Moloch’s Bargain: AI that gets better at lying when competing for human attention
Here is the link to the research paper: https://arxiv.org/html/2510.06105v1
Large language models (LLMs) are increasingly shaping how information is created and disseminated, from companies using them to craft persuasive advertisements, to election campaigns optimizing messaging to gain votes, to social media influencers boosting engagement.
These settings are inherently competitive, with sellers, candidates, and influencers vying for audience approval, yet it remains poorly understood how competitive feedback loops influence LLM behavior.
In this paper, the researchers show that optimizing LLMs for competitive success can inadvertently drive misalignment (misalignment is when an AI system's goals or behaviors conflict with its intended purpose or human values).
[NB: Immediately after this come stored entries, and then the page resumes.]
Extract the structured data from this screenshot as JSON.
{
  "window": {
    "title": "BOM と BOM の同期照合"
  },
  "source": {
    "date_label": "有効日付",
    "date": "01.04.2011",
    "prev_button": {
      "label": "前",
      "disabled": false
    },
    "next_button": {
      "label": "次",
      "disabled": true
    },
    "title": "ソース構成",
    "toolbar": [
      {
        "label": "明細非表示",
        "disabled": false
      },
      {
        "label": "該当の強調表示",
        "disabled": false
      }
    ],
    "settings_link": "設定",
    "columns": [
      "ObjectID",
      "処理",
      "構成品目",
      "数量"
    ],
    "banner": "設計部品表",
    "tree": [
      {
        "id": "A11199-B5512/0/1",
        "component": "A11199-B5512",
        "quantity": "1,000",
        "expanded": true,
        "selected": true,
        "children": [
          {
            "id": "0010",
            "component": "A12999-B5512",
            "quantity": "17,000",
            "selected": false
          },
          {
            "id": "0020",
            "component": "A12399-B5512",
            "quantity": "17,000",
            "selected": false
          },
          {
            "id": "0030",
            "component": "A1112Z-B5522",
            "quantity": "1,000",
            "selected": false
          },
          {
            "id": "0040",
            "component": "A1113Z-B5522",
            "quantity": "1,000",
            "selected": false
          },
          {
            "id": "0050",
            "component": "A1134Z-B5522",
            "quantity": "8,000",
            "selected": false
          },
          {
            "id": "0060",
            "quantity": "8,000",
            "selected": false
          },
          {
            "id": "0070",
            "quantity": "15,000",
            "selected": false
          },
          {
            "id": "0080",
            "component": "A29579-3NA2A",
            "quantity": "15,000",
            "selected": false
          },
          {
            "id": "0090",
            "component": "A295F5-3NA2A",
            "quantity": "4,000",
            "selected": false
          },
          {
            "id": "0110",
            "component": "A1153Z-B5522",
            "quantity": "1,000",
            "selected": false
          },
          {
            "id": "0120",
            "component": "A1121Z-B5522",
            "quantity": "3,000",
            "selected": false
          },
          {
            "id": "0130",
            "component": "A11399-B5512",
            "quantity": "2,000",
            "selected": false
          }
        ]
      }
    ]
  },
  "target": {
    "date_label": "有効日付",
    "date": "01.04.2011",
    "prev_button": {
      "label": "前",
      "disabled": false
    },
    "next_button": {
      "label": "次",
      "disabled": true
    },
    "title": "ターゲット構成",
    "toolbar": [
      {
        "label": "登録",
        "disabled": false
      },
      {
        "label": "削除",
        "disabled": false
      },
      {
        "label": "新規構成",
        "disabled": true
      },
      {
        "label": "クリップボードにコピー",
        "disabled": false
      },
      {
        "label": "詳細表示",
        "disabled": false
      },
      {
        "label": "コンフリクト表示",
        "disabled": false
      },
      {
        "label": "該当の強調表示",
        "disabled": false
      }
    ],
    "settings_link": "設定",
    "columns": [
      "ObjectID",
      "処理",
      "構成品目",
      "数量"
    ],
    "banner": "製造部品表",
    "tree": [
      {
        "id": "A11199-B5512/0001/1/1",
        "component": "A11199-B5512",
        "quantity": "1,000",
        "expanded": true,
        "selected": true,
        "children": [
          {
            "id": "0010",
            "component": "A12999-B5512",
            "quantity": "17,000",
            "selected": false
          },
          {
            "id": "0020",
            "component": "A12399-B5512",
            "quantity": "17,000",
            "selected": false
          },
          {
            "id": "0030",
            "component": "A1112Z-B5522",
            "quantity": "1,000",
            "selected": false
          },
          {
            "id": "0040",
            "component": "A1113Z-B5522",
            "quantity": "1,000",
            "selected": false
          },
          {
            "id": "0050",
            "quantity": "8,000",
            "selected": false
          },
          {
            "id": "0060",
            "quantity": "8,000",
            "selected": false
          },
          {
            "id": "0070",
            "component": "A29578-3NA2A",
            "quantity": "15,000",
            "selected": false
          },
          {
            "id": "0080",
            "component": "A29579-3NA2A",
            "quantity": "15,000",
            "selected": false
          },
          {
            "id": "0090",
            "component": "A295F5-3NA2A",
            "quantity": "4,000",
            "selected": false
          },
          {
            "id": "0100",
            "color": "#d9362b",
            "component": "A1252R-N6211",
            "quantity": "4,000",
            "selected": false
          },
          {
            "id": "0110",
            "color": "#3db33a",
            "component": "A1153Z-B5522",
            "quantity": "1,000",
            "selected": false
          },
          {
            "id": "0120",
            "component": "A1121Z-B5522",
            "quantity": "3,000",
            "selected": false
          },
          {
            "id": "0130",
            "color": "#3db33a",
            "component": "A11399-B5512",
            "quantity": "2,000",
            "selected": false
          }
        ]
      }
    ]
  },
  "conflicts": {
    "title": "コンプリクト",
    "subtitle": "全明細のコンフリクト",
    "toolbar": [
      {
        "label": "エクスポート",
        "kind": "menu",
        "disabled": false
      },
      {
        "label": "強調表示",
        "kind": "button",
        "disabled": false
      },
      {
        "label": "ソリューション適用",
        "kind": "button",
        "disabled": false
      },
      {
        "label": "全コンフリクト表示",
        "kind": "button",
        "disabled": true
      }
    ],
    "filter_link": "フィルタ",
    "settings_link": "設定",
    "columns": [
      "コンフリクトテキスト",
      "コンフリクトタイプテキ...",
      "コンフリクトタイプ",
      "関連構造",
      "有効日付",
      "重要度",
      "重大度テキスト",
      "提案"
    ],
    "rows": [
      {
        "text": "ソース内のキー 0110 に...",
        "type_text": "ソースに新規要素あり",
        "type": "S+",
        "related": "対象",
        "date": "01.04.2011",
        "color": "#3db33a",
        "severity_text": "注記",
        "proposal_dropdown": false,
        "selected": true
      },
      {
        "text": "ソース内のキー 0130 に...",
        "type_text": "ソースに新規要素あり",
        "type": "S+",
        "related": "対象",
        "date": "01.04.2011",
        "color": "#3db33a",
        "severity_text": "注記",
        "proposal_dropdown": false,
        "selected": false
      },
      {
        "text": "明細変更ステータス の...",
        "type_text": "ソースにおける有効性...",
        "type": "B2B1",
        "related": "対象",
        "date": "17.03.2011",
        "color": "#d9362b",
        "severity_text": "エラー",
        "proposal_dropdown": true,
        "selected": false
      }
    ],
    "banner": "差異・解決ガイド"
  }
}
Using simulated environments across these scenarios, they found that, 6.3% increase in sales is accompanied by a 14.0% rise in deceptive marketing; in elections, a 4.9% gain in vote share coincides with 22.3% more disinformation and 12.5% more populist rhetoric; and on social media, a 7.5% engagement boost comes with 188.6% more disinformation and a 16.3% increase in promotion of harmful behaviors.
They call this phenomenon Moloch’s Bargain for AI - competitive success achieved at the cost of alignment.
These misaligned behaviors emerge even when models are explicitly instructed to remain truthful and grounded, revealing the fragility of current alignment safeguards.
Their findings highlight how market-driven optimization pressures can systematically erode alignment, creating a race to the bottom, and suggest that safe deployment of AI systems will require stronger governance and carefully designed incentives to prevent competitive dynamics from undermining societal trust.